Вот умер и Башкин. Еще одним из тех, с кем вышел я на литературную дорогу, стало меньше.
А впрочем, и хорошо сделал, что умер. Радости в его жизни было так немного, что ее не хватило бы и на один день существования самого среднего обывателя. Времена, когда литература была кладезем всяческой добродетели, давно прошли. Из всех щелей полезло в наш мирок столько дряни, начался такой кабак, такая биржа, что скромному, тихому Башкину было в нем так же хорошо, как васильку, брошенному в пыль на базарной площади. Может быть, в былые времена тихая прелесть его души и задумчиво нежного дарования оценились бы иначе, но теперь, на большой дороге литературы, в шуме и грохоте купли и продажи, в хитросплетенной борьбе интриг и рекламы нужны крепкие руки, могучая мысль, жестокое сердце. Ничего этого у Башкина не было, и он жил в затоне, бедствовал, надрывался и умер, как подобает русскому писателю, в чахотке.
Мало кто знает его, имя Башкина не займет в литературе большого места. Талант у него был небольшой; вся прелесть его заключалась в том, что сам Башкин был милый, кроткий, искренний до глубины души, хороший человек. Эти личные качества отражались в его работе, как голубое небо в чистой воде, и придавали его маленькому таланту своеобразную, задумчивую прелесть.

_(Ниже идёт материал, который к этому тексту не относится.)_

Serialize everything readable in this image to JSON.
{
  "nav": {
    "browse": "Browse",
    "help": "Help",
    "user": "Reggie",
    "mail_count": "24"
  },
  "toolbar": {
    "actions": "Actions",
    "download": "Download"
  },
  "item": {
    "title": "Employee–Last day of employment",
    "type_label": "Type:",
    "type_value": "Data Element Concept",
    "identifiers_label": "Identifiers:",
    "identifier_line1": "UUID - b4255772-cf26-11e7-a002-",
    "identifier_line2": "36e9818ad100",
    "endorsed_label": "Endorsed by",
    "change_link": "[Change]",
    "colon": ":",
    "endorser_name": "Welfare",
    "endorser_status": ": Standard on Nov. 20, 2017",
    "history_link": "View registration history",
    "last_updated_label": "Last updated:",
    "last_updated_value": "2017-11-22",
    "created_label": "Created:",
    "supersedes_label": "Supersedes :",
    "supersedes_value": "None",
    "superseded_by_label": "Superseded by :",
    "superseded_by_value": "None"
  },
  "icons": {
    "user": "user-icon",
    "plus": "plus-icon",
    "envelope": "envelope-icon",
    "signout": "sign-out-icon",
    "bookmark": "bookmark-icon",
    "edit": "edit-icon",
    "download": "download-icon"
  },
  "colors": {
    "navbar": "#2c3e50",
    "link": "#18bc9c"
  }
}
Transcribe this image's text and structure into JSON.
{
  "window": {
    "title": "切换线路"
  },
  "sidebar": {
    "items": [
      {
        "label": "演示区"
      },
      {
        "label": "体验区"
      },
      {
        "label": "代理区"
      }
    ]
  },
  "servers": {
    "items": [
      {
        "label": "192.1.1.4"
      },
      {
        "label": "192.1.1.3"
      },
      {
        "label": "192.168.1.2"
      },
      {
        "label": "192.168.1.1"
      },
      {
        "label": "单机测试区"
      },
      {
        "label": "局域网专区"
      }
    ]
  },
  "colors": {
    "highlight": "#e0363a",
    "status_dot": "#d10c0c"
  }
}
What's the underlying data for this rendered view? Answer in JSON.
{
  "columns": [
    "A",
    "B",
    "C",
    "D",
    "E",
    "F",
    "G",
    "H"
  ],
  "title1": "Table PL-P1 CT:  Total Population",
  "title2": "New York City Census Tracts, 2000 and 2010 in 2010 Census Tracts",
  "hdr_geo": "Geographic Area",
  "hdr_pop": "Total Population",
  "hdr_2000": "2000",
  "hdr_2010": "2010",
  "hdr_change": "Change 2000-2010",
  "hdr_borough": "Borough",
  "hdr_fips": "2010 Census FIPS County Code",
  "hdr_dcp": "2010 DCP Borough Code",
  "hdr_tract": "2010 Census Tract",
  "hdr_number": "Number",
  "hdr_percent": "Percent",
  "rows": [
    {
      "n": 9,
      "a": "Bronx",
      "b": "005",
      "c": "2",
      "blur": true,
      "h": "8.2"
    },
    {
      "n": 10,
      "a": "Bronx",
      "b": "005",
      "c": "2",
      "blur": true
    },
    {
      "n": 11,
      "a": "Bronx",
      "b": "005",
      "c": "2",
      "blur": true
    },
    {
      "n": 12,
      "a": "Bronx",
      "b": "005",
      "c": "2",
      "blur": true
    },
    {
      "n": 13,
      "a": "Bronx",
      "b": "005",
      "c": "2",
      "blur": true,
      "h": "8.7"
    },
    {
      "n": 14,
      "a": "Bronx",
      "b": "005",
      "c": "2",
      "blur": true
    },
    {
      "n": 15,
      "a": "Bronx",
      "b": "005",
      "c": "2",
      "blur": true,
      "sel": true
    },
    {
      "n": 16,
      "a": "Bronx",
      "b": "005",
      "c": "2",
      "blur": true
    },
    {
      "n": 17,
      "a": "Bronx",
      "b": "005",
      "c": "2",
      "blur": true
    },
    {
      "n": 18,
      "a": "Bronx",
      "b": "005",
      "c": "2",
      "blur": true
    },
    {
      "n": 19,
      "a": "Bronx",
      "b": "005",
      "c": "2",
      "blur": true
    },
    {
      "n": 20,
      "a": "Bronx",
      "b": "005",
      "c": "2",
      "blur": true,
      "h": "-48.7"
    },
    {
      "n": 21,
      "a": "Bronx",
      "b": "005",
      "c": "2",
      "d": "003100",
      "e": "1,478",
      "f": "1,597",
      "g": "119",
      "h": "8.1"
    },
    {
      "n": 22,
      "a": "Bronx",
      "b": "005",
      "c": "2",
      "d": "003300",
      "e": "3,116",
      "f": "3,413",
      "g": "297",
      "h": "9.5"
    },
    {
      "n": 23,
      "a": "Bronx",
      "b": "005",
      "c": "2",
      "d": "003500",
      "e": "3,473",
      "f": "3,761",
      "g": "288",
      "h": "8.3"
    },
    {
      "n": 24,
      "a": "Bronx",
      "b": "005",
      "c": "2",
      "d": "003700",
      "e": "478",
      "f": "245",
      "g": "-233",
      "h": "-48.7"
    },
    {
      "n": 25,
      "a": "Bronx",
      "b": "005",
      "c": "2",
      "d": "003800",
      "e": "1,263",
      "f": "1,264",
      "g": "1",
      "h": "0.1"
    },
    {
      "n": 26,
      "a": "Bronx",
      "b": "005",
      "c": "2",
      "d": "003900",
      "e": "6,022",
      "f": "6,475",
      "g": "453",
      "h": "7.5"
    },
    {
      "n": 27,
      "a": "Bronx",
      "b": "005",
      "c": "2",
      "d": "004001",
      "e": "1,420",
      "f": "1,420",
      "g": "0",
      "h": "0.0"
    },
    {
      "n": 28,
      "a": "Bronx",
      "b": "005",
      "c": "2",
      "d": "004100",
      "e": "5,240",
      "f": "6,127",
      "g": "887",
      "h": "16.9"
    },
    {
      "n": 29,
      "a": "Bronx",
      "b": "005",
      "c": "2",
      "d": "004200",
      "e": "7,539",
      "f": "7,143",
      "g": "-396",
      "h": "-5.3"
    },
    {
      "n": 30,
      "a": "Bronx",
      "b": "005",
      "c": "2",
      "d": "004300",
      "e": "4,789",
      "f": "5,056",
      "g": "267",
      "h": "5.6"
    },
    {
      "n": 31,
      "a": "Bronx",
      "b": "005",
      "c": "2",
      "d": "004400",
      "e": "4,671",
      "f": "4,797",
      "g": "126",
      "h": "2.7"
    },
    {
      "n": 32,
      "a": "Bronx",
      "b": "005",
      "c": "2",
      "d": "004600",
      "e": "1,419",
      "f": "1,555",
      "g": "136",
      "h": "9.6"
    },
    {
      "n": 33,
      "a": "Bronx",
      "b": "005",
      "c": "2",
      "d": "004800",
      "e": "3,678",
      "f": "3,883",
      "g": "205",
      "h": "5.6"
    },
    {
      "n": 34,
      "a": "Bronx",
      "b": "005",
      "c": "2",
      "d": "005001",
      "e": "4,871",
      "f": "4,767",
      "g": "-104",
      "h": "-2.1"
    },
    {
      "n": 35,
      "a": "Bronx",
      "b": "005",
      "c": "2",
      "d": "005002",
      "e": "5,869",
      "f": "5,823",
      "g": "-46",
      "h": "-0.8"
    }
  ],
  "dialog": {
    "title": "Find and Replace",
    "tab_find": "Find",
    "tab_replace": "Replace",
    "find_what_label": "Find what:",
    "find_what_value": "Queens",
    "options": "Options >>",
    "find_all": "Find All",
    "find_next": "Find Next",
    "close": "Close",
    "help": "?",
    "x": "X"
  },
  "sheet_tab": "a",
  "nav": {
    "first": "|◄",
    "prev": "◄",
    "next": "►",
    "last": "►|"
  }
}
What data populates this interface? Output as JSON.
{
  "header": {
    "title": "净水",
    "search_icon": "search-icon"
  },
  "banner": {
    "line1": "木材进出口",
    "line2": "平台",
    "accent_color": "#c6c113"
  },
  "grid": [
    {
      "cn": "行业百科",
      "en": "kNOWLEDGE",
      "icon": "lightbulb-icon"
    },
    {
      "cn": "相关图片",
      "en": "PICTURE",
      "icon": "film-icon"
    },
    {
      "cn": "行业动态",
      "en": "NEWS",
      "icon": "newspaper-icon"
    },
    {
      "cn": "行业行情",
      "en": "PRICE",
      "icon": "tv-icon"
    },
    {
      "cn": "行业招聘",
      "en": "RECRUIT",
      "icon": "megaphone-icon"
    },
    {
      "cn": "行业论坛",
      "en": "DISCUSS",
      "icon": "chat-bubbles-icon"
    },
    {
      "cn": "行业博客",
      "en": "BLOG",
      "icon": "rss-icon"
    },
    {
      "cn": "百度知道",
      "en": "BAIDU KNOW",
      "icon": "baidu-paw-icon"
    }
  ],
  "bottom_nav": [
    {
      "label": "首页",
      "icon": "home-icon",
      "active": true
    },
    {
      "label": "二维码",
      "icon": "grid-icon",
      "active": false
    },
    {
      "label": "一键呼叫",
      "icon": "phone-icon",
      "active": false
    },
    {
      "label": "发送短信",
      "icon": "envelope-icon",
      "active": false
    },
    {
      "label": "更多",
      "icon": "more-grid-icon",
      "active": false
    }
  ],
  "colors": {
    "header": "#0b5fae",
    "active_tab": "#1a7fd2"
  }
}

Когда-нибудь, если я исполню одно из своих желаний – оставить широкую картину из жизни тех, которых судьба определила быть солью земли, ловцами человеков и которые сделали из литературы вертеп мелких жуликов, – я дам в романе и тип Башкина, верный той светлой памяти, которая осталась во мне о нем. Теперь лицо его еще слишком близко, мелочи воспоминаний мелькают перед глазами слишком пестро. И слишком ярки передо мной три картины, три момента его смерти и похорон, которым обобщения я еще дать не могу.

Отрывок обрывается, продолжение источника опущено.